Primrose Lutheran Church
In the mid-nineteenth century, many newly arrived Norwegian immigrants in southern Wisconsin depended upon the spiritual and practical guidance of itinerant Lutheran ministers to help successfully adapt to the new land. One of the most influential was evangelist Rev. Elling Eielsen, who organized a congregation of fifty people in Primrose in 1850. Five years later, the congregation built a log church in the community. Eielsen was a follower of Hans Nielsen Hauge, a lay preacher who started a spiritual revival in Norway emphasizing democratic attitudes and faithfulness to the scriptures. In 1854 a university-trained minister of the Norwegian state church, Pastor A.C. Preus, established a second church in Primrose called the Primrose Norwegian Evangelical Lutheran Church which emphasized traditional high-church principles and doctrine.

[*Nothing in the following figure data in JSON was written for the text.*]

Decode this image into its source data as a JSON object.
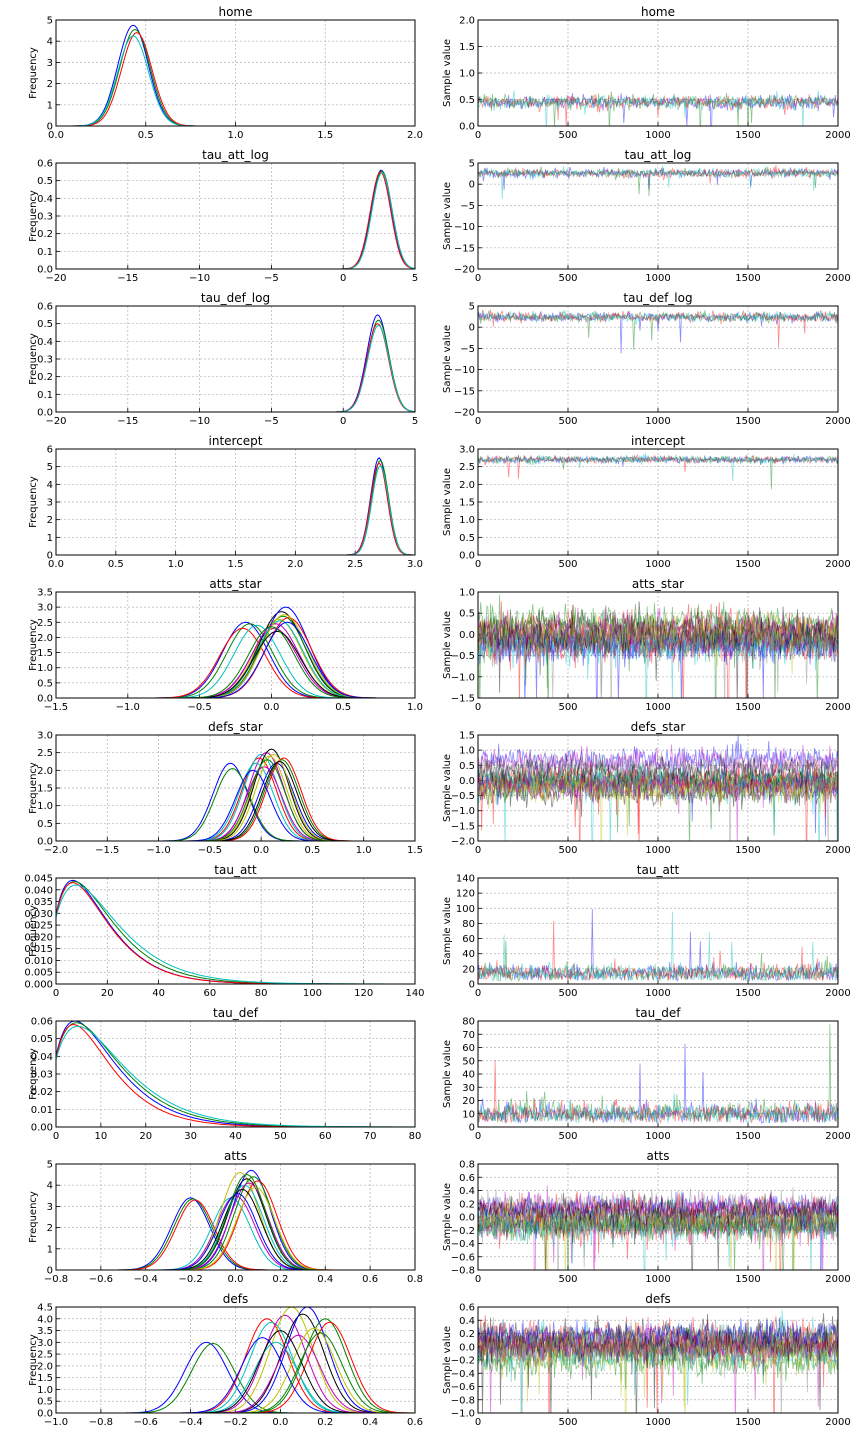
{
  "chart_data": [
    {
      "type": "line",
      "title": "home",
      "ylabel": "Frequency",
      "xlim": [
        0,
        2
      ],
      "ylim": [
        0,
        5
      ],
      "xticks": [
        "0.0",
        "0.5",
        "1.0",
        "1.5",
        "2.0"
      ],
      "yticks": [
        "0",
        "1",
        "2",
        "3",
        "4",
        "5"
      ],
      "grid": true,
      "series_count": 4,
      "peaks": [
        {
          "x": 0.43,
          "y": 4.75
        },
        {
          "x": 0.44,
          "y": 4.55
        },
        {
          "x": 0.45,
          "y": 4.4
        },
        {
          "x": 0.43,
          "y": 4.25
        }
      ],
      "spread": 0.085
    },
    {
      "type": "line",
      "title": "home",
      "ylabel": "Sample value",
      "xlim": [
        0,
        2000
      ],
      "ylim": [
        0,
        2
      ],
      "xticks": [
        "0",
        "500",
        "1000",
        "1500",
        "2000"
      ],
      "yticks": [
        "0.0",
        "0.5",
        "1.0",
        "1.5",
        "2.0"
      ],
      "grid": true,
      "trace": {
        "center": 0.45,
        "band": 0.13,
        "series_count": 4
      }
    },
    {
      "type": "line",
      "title": "tau_att_log",
      "ylabel": "Frequency",
      "xlim": [
        -20,
        5
      ],
      "ylim": [
        0,
        0.6
      ],
      "xticks": [
        "−20",
        "−15",
        "−10",
        "−5",
        "0",
        "5"
      ],
      "yticks": [
        "0.0",
        "0.1",
        "0.2",
        "0.3",
        "0.4",
        "0.5",
        "0.6"
      ],
      "grid": true,
      "series_count": 4,
      "peaks": [
        {
          "x": 2.65,
          "y": 0.56
        },
        {
          "x": 2.7,
          "y": 0.555
        },
        {
          "x": 2.6,
          "y": 0.55
        },
        {
          "x": 2.7,
          "y": 0.545
        }
      ],
      "spread": 0.7
    },
    {
      "type": "line",
      "title": "tau_att_log",
      "ylabel": "Sample value",
      "xlim": [
        0,
        2000
      ],
      "ylim": [
        -20,
        5
      ],
      "xticks": [
        "0",
        "500",
        "1000",
        "1500",
        "2000"
      ],
      "yticks": [
        "−20",
        "−15",
        "−10",
        "−5",
        "0",
        "5"
      ],
      "grid": true,
      "trace": {
        "center": 2.6,
        "band": 1.0,
        "series_count": 4
      }
    },
    {
      "type": "line",
      "title": "tau_def_log",
      "ylabel": "Frequency",
      "xlim": [
        -20,
        5
      ],
      "ylim": [
        0,
        0.6
      ],
      "xticks": [
        "−20",
        "−15",
        "−10",
        "−5",
        "0",
        "5"
      ],
      "yticks": [
        "0.0",
        "0.1",
        "0.2",
        "0.3",
        "0.4",
        "0.5",
        "0.6"
      ],
      "grid": true,
      "series_count": 4,
      "peaks": [
        {
          "x": 2.4,
          "y": 0.55
        },
        {
          "x": 2.45,
          "y": 0.52
        },
        {
          "x": 2.4,
          "y": 0.5
        },
        {
          "x": 2.45,
          "y": 0.49
        }
      ],
      "spread": 0.75
    },
    {
      "type": "line",
      "title": "tau_def_log",
      "ylabel": "Sample value",
      "xlim": [
        0,
        2000
      ],
      "ylim": [
        -20,
        5
      ],
      "xticks": [
        "0",
        "500",
        "1000",
        "1500",
        "2000"
      ],
      "yticks": [
        "−20",
        "−15",
        "−10",
        "−5",
        "0",
        "5"
      ],
      "grid": true,
      "trace": {
        "center": 2.4,
        "band": 1.1,
        "series_count": 4
      }
    },
    {
      "type": "line",
      "title": "intercept",
      "ylabel": "Frequency",
      "xlim": [
        0,
        3
      ],
      "ylim": [
        0,
        6
      ],
      "xticks": [
        "0.0",
        "0.5",
        "1.0",
        "1.5",
        "2.0",
        "2.5",
        "3.0"
      ],
      "yticks": [
        "0",
        "1",
        "2",
        "3",
        "4",
        "5",
        "6"
      ],
      "grid": true,
      "series_count": 4,
      "peaks": [
        {
          "x": 2.7,
          "y": 5.5
        },
        {
          "x": 2.71,
          "y": 5.35
        },
        {
          "x": 2.7,
          "y": 5.2
        },
        {
          "x": 2.71,
          "y": 5.05
        }
      ],
      "spread": 0.07
    },
    {
      "type": "line",
      "title": "intercept",
      "ylabel": "Sample value",
      "xlim": [
        0,
        2000
      ],
      "ylim": [
        0,
        3
      ],
      "xticks": [
        "0",
        "500",
        "1000",
        "1500",
        "2000"
      ],
      "yticks": [
        "0.0",
        "0.5",
        "1.0",
        "1.5",
        "2.0",
        "2.5",
        "3.0"
      ],
      "grid": true,
      "trace": {
        "center": 2.7,
        "band": 0.1,
        "series_count": 4
      }
    },
    {
      "type": "line",
      "title": "atts_star",
      "ylabel": "Frequency",
      "xlim": [
        -1.5,
        1
      ],
      "ylim": [
        0,
        3.5
      ],
      "xticks": [
        "−1.5",
        "−1.0",
        "−0.5",
        "0.0",
        "0.5",
        "1.0"
      ],
      "yticks": [
        "0.0",
        "0.5",
        "1.0",
        "1.5",
        "2.0",
        "2.5",
        "3.0",
        "3.5"
      ],
      "grid": true,
      "series_count": 16,
      "peaks": [
        {
          "x": -0.18,
          "y": 2.5
        },
        {
          "x": -0.15,
          "y": 2.45
        },
        {
          "x": -0.2,
          "y": 2.3
        },
        {
          "x": -0.1,
          "y": 2.4
        },
        {
          "x": 0.02,
          "y": 2.3
        },
        {
          "x": 0.05,
          "y": 2.6
        },
        {
          "x": 0.07,
          "y": 2.85
        },
        {
          "x": 0.1,
          "y": 3.0
        },
        {
          "x": 0.08,
          "y": 2.7
        },
        {
          "x": 0.12,
          "y": 2.65
        },
        {
          "x": 0.06,
          "y": 2.55
        },
        {
          "x": 0.03,
          "y": 2.45
        },
        {
          "x": 0.09,
          "y": 2.75
        },
        {
          "x": 0.04,
          "y": 2.2
        },
        {
          "x": 0.11,
          "y": 2.5
        },
        {
          "x": 0.0,
          "y": 2.35
        }
      ],
      "spread": 0.16
    },
    {
      "type": "line",
      "title": "atts_star",
      "ylabel": "Sample value",
      "xlim": [
        0,
        2000
      ],
      "ylim": [
        -1.5,
        1
      ],
      "xticks": [
        "0",
        "500",
        "1000",
        "1500",
        "2000"
      ],
      "yticks": [
        "−1.5",
        "−1.0",
        "−0.5",
        "0.0",
        "0.5",
        "1.0"
      ],
      "grid": true,
      "trace": {
        "center": 0.0,
        "band": 0.38,
        "series_count": 16
      }
    },
    {
      "type": "line",
      "title": "defs_star",
      "ylabel": "Frequency",
      "xlim": [
        -2,
        1.5
      ],
      "ylim": [
        0,
        3
      ],
      "xticks": [
        "−2.0",
        "−1.5",
        "−1.0",
        "−0.5",
        "0.0",
        "0.5",
        "1.0",
        "1.5"
      ],
      "yticks": [
        "0.0",
        "0.5",
        "1.0",
        "1.5",
        "2.0",
        "2.5",
        "3.0"
      ],
      "grid": true,
      "series_count": 16,
      "peaks": [
        {
          "x": -0.3,
          "y": 2.2
        },
        {
          "x": -0.28,
          "y": 2.05
        },
        {
          "x": -0.02,
          "y": 2.35
        },
        {
          "x": 0.0,
          "y": 2.45
        },
        {
          "x": 0.05,
          "y": 2.5
        },
        {
          "x": 0.08,
          "y": 2.4
        },
        {
          "x": 0.1,
          "y": 2.6
        },
        {
          "x": 0.15,
          "y": 2.2
        },
        {
          "x": 0.2,
          "y": 2.3
        },
        {
          "x": 0.22,
          "y": 2.35
        },
        {
          "x": -0.05,
          "y": 2.2
        },
        {
          "x": 0.03,
          "y": 2.1
        },
        {
          "x": 0.12,
          "y": 2.45
        },
        {
          "x": 0.18,
          "y": 2.25
        },
        {
          "x": -0.08,
          "y": 2.0
        },
        {
          "x": 0.06,
          "y": 2.3
        }
      ],
      "spread": 0.17
    },
    {
      "type": "line",
      "title": "defs_star",
      "ylabel": "Sample value",
      "xlim": [
        0,
        2000
      ],
      "ylim": [
        -2,
        1.5
      ],
      "xticks": [
        "0",
        "500",
        "1000",
        "1500",
        "2000"
      ],
      "yticks": [
        "−2.0",
        "−1.5",
        "−1.0",
        "−0.5",
        "0.0",
        "0.5",
        "1.0",
        "1.5"
      ],
      "grid": true,
      "trace": {
        "center": 0.0,
        "band": 0.42,
        "series_count": 16
      }
    },
    {
      "type": "line",
      "title": "tau_att",
      "ylabel": "Frequency",
      "xlim": [
        0,
        140
      ],
      "ylim": [
        0,
        0.045
      ],
      "xticks": [
        "0",
        "20",
        "40",
        "60",
        "80",
        "100",
        "120",
        "140"
      ],
      "yticks": [
        "0.000",
        "0.005",
        "0.010",
        "0.015",
        "0.020",
        "0.025",
        "0.030",
        "0.035",
        "0.040",
        "0.045"
      ],
      "grid": true,
      "series_count": 4,
      "skewed": [
        {
          "peak_x": 10,
          "peak_y": 0.044
        },
        {
          "peak_x": 11,
          "peak_y": 0.0435
        },
        {
          "peak_x": 10,
          "peak_y": 0.043
        },
        {
          "peak_x": 12,
          "peak_y": 0.042
        }
      ]
    },
    {
      "type": "line",
      "title": "tau_att",
      "ylabel": "Sample value",
      "xlim": [
        0,
        2000
      ],
      "ylim": [
        0,
        140
      ],
      "xticks": [
        "0",
        "500",
        "1000",
        "1500",
        "2000"
      ],
      "yticks": [
        "0",
        "20",
        "40",
        "60",
        "80",
        "100",
        "120",
        "140"
      ],
      "grid": true,
      "trace": {
        "center": 14,
        "band": 12,
        "series_count": 4,
        "positive": true
      }
    },
    {
      "type": "line",
      "title": "tau_def",
      "ylabel": "Frequency",
      "xlim": [
        0,
        80
      ],
      "ylim": [
        0,
        0.06
      ],
      "xticks": [
        "0",
        "10",
        "20",
        "30",
        "40",
        "50",
        "60",
        "70",
        "80"
      ],
      "yticks": [
        "0.00",
        "0.01",
        "0.02",
        "0.03",
        "0.04",
        "0.05",
        "0.06"
      ],
      "grid": true,
      "series_count": 4,
      "skewed": [
        {
          "peak_x": 6.5,
          "peak_y": 0.06
        },
        {
          "peak_x": 7,
          "peak_y": 0.059
        },
        {
          "peak_x": 6,
          "peak_y": 0.058
        },
        {
          "peak_x": 7.5,
          "peak_y": 0.057
        }
      ]
    },
    {
      "type": "line",
      "title": "tau_def",
      "ylabel": "Sample value",
      "xlim": [
        0,
        2000
      ],
      "ylim": [
        0,
        80
      ],
      "xticks": [
        "0",
        "500",
        "1000",
        "1500",
        "2000"
      ],
      "yticks": [
        "0",
        "10",
        "20",
        "30",
        "40",
        "50",
        "60",
        "70",
        "80"
      ],
      "grid": true,
      "trace": {
        "center": 10,
        "band": 8,
        "series_count": 4,
        "positive": true
      }
    },
    {
      "type": "line",
      "title": "atts",
      "ylabel": "Frequency",
      "xlim": [
        -0.8,
        0.8
      ],
      "ylim": [
        0,
        5
      ],
      "xticks": [
        "−0.8",
        "−0.6",
        "−0.4",
        "−0.2",
        "0.0",
        "0.2",
        "0.4",
        "0.6",
        "0.8"
      ],
      "yticks": [
        "0",
        "1",
        "2",
        "3",
        "4",
        "5"
      ],
      "grid": true,
      "series_count": 16,
      "peaks": [
        {
          "x": -0.2,
          "y": 3.4
        },
        {
          "x": -0.19,
          "y": 3.35
        },
        {
          "x": -0.18,
          "y": 3.3
        },
        {
          "x": -0.02,
          "y": 3.4
        },
        {
          "x": 0.0,
          "y": 3.5
        },
        {
          "x": 0.02,
          "y": 4.6
        },
        {
          "x": 0.05,
          "y": 4.3
        },
        {
          "x": 0.07,
          "y": 4.7
        },
        {
          "x": 0.08,
          "y": 4.4
        },
        {
          "x": 0.1,
          "y": 4.2
        },
        {
          "x": 0.04,
          "y": 4.0
        },
        {
          "x": 0.06,
          "y": 4.1
        },
        {
          "x": 0.09,
          "y": 3.9
        },
        {
          "x": 0.03,
          "y": 3.8
        },
        {
          "x": 0.01,
          "y": 3.6
        },
        {
          "x": 0.05,
          "y": 4.5
        }
      ],
      "spread": 0.085
    },
    {
      "type": "line",
      "title": "atts",
      "ylabel": "Sample value",
      "xlim": [
        0,
        2000
      ],
      "ylim": [
        -0.8,
        0.8
      ],
      "xticks": [
        "0",
        "500",
        "1000",
        "1500",
        "2000"
      ],
      "yticks": [
        "−0.8",
        "−0.6",
        "−0.4",
        "−0.2",
        "0.0",
        "0.2",
        "0.4",
        "0.6",
        "0.8"
      ],
      "grid": true,
      "trace": {
        "center": 0.0,
        "band": 0.2,
        "series_count": 16
      }
    },
    {
      "type": "line",
      "title": "defs",
      "ylabel": "Frequency",
      "xlim": [
        -1,
        0.6
      ],
      "ylim": [
        0,
        4.5
      ],
      "xticks": [
        "−1.0",
        "−0.8",
        "−0.6",
        "−0.4",
        "−0.2",
        "0.0",
        "0.2",
        "0.4",
        "0.6"
      ],
      "yticks": [
        "0.0",
        "0.5",
        "1.0",
        "1.5",
        "2.0",
        "2.5",
        "3.0",
        "3.5",
        "4.0",
        "4.5"
      ],
      "grid": true,
      "series_count": 16,
      "peaks": [
        {
          "x": -0.33,
          "y": 3.0
        },
        {
          "x": -0.3,
          "y": 2.95
        },
        {
          "x": -0.06,
          "y": 4.0
        },
        {
          "x": -0.04,
          "y": 3.85
        },
        {
          "x": 0.02,
          "y": 4.15
        },
        {
          "x": 0.05,
          "y": 4.5
        },
        {
          "x": 0.1,
          "y": 4.2
        },
        {
          "x": 0.12,
          "y": 4.5
        },
        {
          "x": 0.2,
          "y": 4.0
        },
        {
          "x": 0.22,
          "y": 3.85
        },
        {
          "x": -0.02,
          "y": 3.0
        },
        {
          "x": 0.08,
          "y": 3.3
        },
        {
          "x": 0.15,
          "y": 3.6
        },
        {
          "x": 0.0,
          "y": 3.5
        },
        {
          "x": -0.08,
          "y": 3.2
        },
        {
          "x": 0.18,
          "y": 3.4
        }
      ],
      "spread": 0.095
    },
    {
      "type": "line",
      "title": "defs",
      "ylabel": "Sample value",
      "xlim": [
        0,
        2000
      ],
      "ylim": [
        -1,
        0.6
      ],
      "xticks": [
        "0",
        "500",
        "1000",
        "1500",
        "2000"
      ],
      "yticks": [
        "−1.0",
        "−0.8",
        "−0.6",
        "−0.4",
        "−0.2",
        "0.0",
        "0.2",
        "0.4",
        "0.6"
      ],
      "grid": true,
      "trace": {
        "center": 0.0,
        "band": 0.22,
        "series_count": 16
      }
    }
  ],
  "colors": {
    "palette": [
      "#0000ff",
      "#008000",
      "#ff0000",
      "#00bfbf",
      "#bf00bf",
      "#bfbf00",
      "#000000"
    ],
    "trace_palette": [
      "#0000ff",
      "#008000",
      "#ff0000",
      "#00bfbf",
      "#bf00bf",
      "#bfbf00",
      "#000000",
      "#808080"
    ]
  }
}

The theological differences between the two congregations became the focus of the 1856 annual convention of Norwegian Lutheran churches held in Primrose and the heightened existing divisions within Norwegian-American Lutheranism. The Primrose congregation, however, reconciled in 1915, and the present Primrose Lutheran Church joins the 1881 bell tower of the Norwegian Evangelical Lutheran Church with the 1894 Hauge Church, moved to this location in 1941.
Marker is at the intersection of Ridge Drive and Primrose Center Road, on the right when traveling west on Ridge Drive.